Bruintje en Wim krijgen elk een riem met een holster.

“Bedankt Kerstman. Nu kunnen we die voorman echt in de gaten houden”, zegt Bruintje.

Weer lacht iedereen. De enige die het niet kan waarderen is Candy. Dit tot grote vreugde van zijn twee ‘knechtjes’.

De kerstdagen zijn voorbij. Ondanks dat de Cartwrights goed voor hen zorgen verlangen Bruintje en Wim toch wel een beetje terug naar Nutwood.

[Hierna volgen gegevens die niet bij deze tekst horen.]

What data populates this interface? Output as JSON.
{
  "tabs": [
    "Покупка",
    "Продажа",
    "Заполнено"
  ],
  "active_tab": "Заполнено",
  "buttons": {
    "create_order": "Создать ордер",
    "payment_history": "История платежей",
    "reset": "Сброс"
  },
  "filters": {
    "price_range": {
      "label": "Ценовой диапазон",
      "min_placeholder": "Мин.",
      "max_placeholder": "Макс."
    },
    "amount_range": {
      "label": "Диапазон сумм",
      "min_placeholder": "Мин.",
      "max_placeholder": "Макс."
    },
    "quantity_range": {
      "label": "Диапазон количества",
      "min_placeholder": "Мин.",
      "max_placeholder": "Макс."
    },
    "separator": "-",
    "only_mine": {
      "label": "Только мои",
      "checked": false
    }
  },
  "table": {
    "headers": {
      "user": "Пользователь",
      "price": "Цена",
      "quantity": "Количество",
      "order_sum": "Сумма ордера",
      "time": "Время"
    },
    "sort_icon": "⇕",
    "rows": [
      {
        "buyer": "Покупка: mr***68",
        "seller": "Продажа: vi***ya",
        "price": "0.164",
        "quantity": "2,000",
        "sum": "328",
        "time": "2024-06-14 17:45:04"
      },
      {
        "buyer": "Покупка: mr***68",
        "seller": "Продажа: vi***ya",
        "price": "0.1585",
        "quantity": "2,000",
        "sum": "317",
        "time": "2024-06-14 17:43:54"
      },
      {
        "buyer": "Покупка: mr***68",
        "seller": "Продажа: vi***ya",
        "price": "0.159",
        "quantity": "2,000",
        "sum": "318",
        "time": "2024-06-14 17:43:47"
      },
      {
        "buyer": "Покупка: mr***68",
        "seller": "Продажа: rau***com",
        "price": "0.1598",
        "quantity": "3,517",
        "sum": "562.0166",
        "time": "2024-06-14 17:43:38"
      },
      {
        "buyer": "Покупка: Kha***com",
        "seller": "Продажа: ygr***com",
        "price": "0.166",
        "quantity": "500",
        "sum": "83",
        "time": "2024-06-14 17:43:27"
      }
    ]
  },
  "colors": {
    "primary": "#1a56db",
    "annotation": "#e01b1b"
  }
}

Op een middag zegt Wim tegen Ben:“Mr Cartwright, we gaan buiten spelen.”

“Goed jongens”, zegt de rancher.

Ze kleden zich warm aan en gaan naar buiten. De sneeuw begint langzaam maar zeker te verdwijnen. Op sommige plekken is het glad. De vriendjes maken een glijbaan.

Bruintje zegt opeens:“Als Candy hier op uitglijdt breekt hij zijn andere enkel ook.”

Wim reageert met:“Zeker weten.”

Ze gillen het uit van de pret. Gelukkig is er geen van de Cartwrights of Candy aanwezig om het te horen. Vooral Candy zal hierop negatief commentaar hebben. Maar omdat ze zo moeten lachen glijden ze zelf uit en raken buiten bewustzijn. Wat later worden ze wakker. Tot hun grote vreugde zijn ze weer terug in Nutwood.

“Wim, we zijn weer terug in Nutwood. Ze zullen thuis heel erg ongerust zijn over ons”, zegt Bruintje.

Op dat moment vindt Vader Beer de beide jongens.

“Zo, daar zijn jullie dan. We zoeken jullie al dagen”, zegt Vader Beer.

Er zijn enkele dagen verstreken sinds hun ‘verdwijning’.

“We waren op de Ponderosa, vader”, vertelt Bruintje opgewonden terwijl ze naar huis lopen.

Daar wachten Moeder Beer en Juffrouw Das vol ongerustheid op de terugkeer van hun zoontjes. In geuren en kleuren vertellen Bruintje en Wim wat ze de afgelopen dagen hebben beleefd.